Run regression tests automatically on every prompt change:

# GitHub Actions
- name: LLM Regression Test
  run: python run_eval.py --prompt prompts/v2.txt --threshold 0.95
  env:
    OPENAI_API_KEY: ${{ secrets.OPENAI_KEY }}

Tools

Tool	Approach
Promptfoo	CLI-based, config-driven eval. Best for CI/CD.
DeepEval	Python framework with built-in metrics.
Braintrust	Platform with dataset management + scoring.
Custom script	50 lines of Python (shown above).
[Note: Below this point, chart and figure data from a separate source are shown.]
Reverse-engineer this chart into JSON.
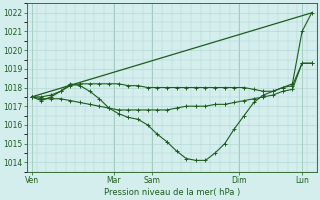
{
  "xlabel": "Pression niveau de la mer( hPa )",
  "bg_color": "#d4eeed",
  "grid_color": "#aed4d0",
  "line_color": "#1e5c1e",
  "ylim": [
    1013.5,
    1022.5
  ],
  "yticks": [
    1014,
    1015,
    1016,
    1017,
    1018,
    1019,
    1020,
    1021,
    1022
  ],
  "xlim": [
    0,
    30
  ],
  "day_x": [
    0.5,
    9,
    13,
    22,
    28.5
  ],
  "day_lbls": [
    "Ven",
    "Mar",
    "Sam",
    "Dim",
    "Lun"
  ],
  "vline_x": [
    0.5,
    9,
    13,
    22,
    28.5
  ],
  "series": [
    {
      "x": [
        0.5,
        29.5
      ],
      "y": [
        1017.5,
        1022.0
      ],
      "marker": false
    },
    {
      "x": [
        0.5,
        1.5,
        2.5,
        3.5,
        4.5,
        5.5,
        6.5,
        7.5,
        8.5,
        9.5,
        10.5,
        11.5,
        12.5,
        13.5,
        14.5,
        15.5,
        16.5,
        17.5,
        18.5,
        19.5,
        20.5,
        21.5,
        22.5,
        23.5,
        24.5,
        25.5,
        26.5,
        27.5,
        28.5,
        29.5
      ],
      "y": [
        1017.5,
        1017.3,
        1017.5,
        1017.8,
        1018.2,
        1018.1,
        1017.8,
        1017.4,
        1016.9,
        1016.6,
        1016.4,
        1016.3,
        1016.0,
        1015.5,
        1015.1,
        1014.6,
        1014.2,
        1014.1,
        1014.1,
        1014.5,
        1015.0,
        1015.8,
        1016.5,
        1017.2,
        1017.6,
        1017.8,
        1018.0,
        1018.2,
        1021.0,
        1022.0
      ],
      "marker": true
    },
    {
      "x": [
        0.5,
        1.5,
        2.5,
        3.5,
        4.5,
        5.5,
        6.5,
        7.5,
        8.5,
        9.5,
        10.5,
        11.5,
        12.5,
        13.5,
        14.5,
        15.5,
        16.5,
        17.5,
        18.5,
        19.5,
        20.5,
        21.5,
        22.5,
        23.5,
        24.5,
        25.5,
        26.5,
        27.5,
        28.5,
        29.5
      ],
      "y": [
        1017.5,
        1017.5,
        1017.6,
        1017.8,
        1018.1,
        1018.2,
        1018.2,
        1018.2,
        1018.2,
        1018.2,
        1018.1,
        1018.1,
        1018.0,
        1018.0,
        1018.0,
        1018.0,
        1018.0,
        1018.0,
        1018.0,
        1018.0,
        1018.0,
        1018.0,
        1018.0,
        1017.9,
        1017.8,
        1017.8,
        1018.0,
        1018.1,
        1019.3,
        1019.3
      ],
      "marker": true
    },
    {
      "x": [
        0.5,
        1.5,
        2.5,
        3.5,
        4.5,
        5.5,
        6.5,
        7.5,
        8.5,
        9.5,
        10.5,
        11.5,
        12.5,
        13.5,
        14.5,
        15.5,
        16.5,
        17.5,
        18.5,
        19.5,
        20.5,
        21.5,
        22.5,
        23.5,
        24.5,
        25.5,
        26.5,
        27.5,
        28.5,
        29.5
      ],
      "y": [
        1017.5,
        1017.4,
        1017.4,
        1017.4,
        1017.3,
        1017.2,
        1017.1,
        1017.0,
        1016.9,
        1016.8,
        1016.8,
        1016.8,
        1016.8,
        1016.8,
        1016.8,
        1016.9,
        1017.0,
        1017.0,
        1017.0,
        1017.1,
        1017.1,
        1017.2,
        1017.3,
        1017.4,
        1017.5,
        1017.6,
        1017.8,
        1017.9,
        1019.3,
        1019.3
      ],
      "marker": true
    }
  ]
}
For most teams, start with a custom script. Graduate to Promptfoo or DeepEval when you need more metrics and team collaboration.

What to test

Test type	What it catches
Quality regression	Prompt changes that degrade output
Format regression	Output structure changes (structured outputs help)
Safety regression	New prompts that are more vulnerable to injection
Cost regression	Changes that increase token usage
Latency regression	Changes that slow down responses

The minimum viable approach

If you do nothing else:

Save 20 real user queries as test cases
Score them with your current prompt (baseline)
Before any prompt change, re-score and compare
Block deployment if average score drops >5%

This takes 2 hours to set up and catches 80% of regressions. See our AI testing guide for the full evaluation framework and our observability guide for monitoring quality in production.

Common pitfalls

Testing with too few examples

20 test cases is the minimum. Below that, a single outlier skews your average by 5%+. Aim for 50-100 cases for production systems.

Not testing edge cases

Your eval dataset should include:

Happy path (60%) — normal, expected inputs
Edge cases (20%) — unusual but valid inputs (very long, very short, multilingual)
Adversarial (10%) — prompt injection attempts, confusing inputs
Regression cases (10%) — inputs that previously caused failures

Ignoring latency regression

A prompt change that improves quality by 5% but doubles latency is often a net negative for users. Track latency alongside quality:

import time

start = time.time()
response = call_llm(new_prompt, case["input"])
latency = time.time() - start

if latency > baseline_latency * 1.5:
    print(f"LATENCY REGRESSION: {baseline_latency:.1f}s → {latency:.1f}s")

Not versioning prompts

Store prompts in version control alongside your eval results:

prompts/
  v1.txt          # Original prompt
  v2.txt          # Updated prompt
evals/
  v1_20260413.json  # Eval results for v1
  v2_20260413.json  # Eval results for v2

This gives you a complete history of what changed, when, and how it affected quality.